Tanggal 3 Maret 2023 merupakan tahun
keempat peringatan Hari Sarung Nasional. Mungkin hanya segelintir orang saja yang
mengetahui bahwa tepat pada tahun 2019 pemerintah resmi mencanangkan sarung
sebagai busana nasional rakyat Indonesia. Nasib sarung memang belum sebaik
batik, tapi keduanya tetaplah kekayaan budaya Nusantara sejak dahulu kala.
Dahulu kebanyakan sarung dibuat
dari kain batik sehingga diberilah sebutan sebagai sarung batik. Kehadiran
sarung ini membawa warna baru dalam industri sarung Indonesia sehingga corak kain
sarung bukan hanya motif palekat (efek penggunaan benang tenun warna-warni).
Mungkin itulah alasannya kenapa
sarung palekat bukan pilihan teratas bagi pesarung generasi millenial. Namun di
sisi lain, kaum kolonial justru merasa kurang pas kalau sarungnya terlalu out
of the box. Mereka pun menjadi konsumen sarung motif palekat yang paling
dominan. Tak jarang motif pada sarung tenun tradisional dipilih sebagai busana
formal karena kesannya dirasa terlalu “mewah’ dan “ramai”.
Sarung batik berasal dari wilayah
pesisiran dan merupakan pengembangan batik pesisiran dengan ragam pola
khas. Biasanya kepala bagian kanan berfungsi sebagai Tumpal sebab bentuknya paling
lebar dan mencolok.
Budaya memakai sarung tak dikhususkan
bagi pria. Sebab ketika lembaran kain batik dipakai wanita seperti gambar di
atas maka itu juga bisa disebut sarung. Akan tetapi kedua ujung kain sarung
wanita umumnya tidak dijahit, posisi bagian kepala dan papan berada didepan.

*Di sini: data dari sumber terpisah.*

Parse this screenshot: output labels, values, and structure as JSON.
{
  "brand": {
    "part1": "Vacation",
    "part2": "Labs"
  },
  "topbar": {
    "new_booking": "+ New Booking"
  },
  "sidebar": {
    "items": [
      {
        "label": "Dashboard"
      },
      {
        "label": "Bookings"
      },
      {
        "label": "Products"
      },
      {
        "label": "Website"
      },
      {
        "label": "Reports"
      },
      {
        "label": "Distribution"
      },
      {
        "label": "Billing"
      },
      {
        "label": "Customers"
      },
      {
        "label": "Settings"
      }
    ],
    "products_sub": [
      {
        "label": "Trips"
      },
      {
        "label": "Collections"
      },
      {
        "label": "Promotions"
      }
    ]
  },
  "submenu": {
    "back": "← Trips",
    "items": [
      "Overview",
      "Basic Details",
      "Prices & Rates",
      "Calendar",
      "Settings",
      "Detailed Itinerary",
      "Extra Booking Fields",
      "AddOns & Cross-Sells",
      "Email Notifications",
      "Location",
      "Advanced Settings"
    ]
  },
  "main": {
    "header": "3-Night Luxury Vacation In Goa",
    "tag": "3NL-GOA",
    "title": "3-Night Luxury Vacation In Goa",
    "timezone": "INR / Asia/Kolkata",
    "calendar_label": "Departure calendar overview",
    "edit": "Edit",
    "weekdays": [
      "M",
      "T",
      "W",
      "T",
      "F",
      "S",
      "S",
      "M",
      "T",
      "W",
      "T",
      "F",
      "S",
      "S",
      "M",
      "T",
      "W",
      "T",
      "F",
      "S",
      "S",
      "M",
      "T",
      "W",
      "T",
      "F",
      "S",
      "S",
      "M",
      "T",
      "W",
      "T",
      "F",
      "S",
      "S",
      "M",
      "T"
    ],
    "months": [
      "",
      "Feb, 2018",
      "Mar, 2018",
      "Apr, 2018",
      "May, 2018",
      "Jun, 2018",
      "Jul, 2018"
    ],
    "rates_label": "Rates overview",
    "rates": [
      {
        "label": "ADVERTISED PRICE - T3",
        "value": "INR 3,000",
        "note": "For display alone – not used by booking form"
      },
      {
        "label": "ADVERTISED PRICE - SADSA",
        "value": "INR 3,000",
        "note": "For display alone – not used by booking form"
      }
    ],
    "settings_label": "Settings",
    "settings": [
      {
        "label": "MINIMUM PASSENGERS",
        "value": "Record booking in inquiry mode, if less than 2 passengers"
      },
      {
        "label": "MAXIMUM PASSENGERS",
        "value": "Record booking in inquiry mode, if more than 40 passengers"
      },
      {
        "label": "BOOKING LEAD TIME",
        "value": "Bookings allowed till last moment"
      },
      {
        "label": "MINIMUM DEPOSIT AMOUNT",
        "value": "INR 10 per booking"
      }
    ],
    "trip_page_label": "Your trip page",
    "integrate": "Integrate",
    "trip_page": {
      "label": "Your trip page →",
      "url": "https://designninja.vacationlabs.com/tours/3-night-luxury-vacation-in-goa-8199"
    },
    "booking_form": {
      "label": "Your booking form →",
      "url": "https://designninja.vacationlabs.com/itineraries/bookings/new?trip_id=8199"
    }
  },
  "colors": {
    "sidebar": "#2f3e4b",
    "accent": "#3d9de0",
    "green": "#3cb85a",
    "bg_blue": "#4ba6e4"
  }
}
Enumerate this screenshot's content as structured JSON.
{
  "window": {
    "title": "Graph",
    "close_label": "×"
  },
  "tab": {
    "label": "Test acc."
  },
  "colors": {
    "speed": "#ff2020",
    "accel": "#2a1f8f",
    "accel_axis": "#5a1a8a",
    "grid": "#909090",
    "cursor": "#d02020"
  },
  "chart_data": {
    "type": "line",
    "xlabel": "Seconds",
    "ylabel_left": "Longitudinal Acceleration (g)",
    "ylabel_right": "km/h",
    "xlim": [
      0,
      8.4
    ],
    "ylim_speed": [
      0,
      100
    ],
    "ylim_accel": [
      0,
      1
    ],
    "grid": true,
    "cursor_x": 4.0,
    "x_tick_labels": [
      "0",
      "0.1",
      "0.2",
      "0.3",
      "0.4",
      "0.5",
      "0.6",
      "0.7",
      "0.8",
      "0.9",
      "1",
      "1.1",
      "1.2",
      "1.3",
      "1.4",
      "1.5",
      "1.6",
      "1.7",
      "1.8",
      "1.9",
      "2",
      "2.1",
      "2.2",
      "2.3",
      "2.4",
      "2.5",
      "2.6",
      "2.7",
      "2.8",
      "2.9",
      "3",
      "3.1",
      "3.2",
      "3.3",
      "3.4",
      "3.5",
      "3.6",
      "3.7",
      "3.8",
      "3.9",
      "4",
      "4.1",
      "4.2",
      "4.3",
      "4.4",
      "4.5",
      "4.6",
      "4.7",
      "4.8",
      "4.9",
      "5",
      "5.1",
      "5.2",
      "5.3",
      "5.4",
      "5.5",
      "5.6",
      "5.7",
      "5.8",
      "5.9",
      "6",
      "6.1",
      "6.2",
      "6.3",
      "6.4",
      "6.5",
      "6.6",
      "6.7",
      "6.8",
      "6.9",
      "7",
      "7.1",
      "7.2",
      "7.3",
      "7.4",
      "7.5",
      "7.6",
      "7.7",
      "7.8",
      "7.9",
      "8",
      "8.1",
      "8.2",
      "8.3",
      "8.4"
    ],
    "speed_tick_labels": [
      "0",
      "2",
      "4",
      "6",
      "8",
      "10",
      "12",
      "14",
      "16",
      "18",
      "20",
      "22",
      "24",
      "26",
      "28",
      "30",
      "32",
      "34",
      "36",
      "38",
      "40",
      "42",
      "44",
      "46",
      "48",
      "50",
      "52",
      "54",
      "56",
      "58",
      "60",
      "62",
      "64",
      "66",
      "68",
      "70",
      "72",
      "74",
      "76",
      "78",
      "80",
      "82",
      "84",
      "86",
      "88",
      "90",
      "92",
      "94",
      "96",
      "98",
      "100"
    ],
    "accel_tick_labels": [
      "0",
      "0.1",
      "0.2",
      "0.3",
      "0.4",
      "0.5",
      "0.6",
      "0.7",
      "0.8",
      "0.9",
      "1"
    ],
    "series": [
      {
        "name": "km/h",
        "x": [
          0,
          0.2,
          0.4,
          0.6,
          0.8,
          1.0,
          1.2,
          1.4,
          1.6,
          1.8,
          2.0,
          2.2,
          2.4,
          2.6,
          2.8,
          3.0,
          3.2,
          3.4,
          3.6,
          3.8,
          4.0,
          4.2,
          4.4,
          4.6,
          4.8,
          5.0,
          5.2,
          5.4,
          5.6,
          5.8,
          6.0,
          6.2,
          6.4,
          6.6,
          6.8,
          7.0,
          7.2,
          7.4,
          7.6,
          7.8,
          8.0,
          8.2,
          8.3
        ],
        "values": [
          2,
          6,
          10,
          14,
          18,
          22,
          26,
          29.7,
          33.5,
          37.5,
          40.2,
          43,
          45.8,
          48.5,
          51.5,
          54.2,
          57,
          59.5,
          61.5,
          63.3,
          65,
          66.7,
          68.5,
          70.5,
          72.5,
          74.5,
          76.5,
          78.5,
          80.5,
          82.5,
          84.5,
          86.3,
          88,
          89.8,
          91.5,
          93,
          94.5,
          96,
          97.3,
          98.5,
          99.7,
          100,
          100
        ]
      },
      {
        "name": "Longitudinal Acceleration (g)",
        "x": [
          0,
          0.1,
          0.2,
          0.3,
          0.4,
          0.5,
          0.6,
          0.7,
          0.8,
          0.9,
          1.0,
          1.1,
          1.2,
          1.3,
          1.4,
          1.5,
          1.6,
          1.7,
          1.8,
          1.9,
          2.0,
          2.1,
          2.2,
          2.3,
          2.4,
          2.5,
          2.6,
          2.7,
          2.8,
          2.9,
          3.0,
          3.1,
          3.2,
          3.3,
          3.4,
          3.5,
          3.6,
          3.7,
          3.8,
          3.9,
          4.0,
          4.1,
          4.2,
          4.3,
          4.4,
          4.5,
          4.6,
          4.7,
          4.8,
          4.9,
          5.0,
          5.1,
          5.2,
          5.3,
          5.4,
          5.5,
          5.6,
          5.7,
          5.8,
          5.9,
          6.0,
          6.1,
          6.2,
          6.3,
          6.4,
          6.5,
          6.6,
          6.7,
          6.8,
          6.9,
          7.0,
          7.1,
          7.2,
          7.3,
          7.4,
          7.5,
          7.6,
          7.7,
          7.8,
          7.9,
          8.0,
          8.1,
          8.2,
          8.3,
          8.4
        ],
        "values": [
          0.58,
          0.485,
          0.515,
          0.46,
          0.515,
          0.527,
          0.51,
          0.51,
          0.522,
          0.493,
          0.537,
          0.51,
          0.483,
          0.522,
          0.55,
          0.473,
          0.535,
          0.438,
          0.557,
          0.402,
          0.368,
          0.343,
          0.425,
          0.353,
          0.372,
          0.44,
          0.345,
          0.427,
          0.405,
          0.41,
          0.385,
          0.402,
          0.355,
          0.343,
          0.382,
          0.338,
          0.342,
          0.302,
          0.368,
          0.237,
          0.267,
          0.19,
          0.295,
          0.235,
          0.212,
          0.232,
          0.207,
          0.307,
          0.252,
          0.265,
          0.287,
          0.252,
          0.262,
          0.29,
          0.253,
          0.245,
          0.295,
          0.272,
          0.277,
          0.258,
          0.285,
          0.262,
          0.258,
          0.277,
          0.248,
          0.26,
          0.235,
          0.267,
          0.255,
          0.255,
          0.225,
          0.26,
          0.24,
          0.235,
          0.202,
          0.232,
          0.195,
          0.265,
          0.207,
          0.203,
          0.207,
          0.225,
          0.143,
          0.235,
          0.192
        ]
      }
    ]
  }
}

Itu menjadi salah satu pembeda
antara kain batik klasik dan batik pesisiran. Pemakaian batik tradisional perlu
di wiru, sementara batik pesisiran bisa langsung dililitkan tidak perlu diwiru.
Pada pengembangkan batik pesisiran menjadi sarung batik untuk pria, pola kepala diletakkan di bagian belakang. Kedua ujung kainnya juga harus dijahit membentuk sebuah tabung. Berikut ini ketsa bagan motif sarung batik bagi kaum lelaki:
Beberapa sketsa tersebut diambil
dari buku “Sarung Tenun Indonesia, Warisan Budaya Bangsa”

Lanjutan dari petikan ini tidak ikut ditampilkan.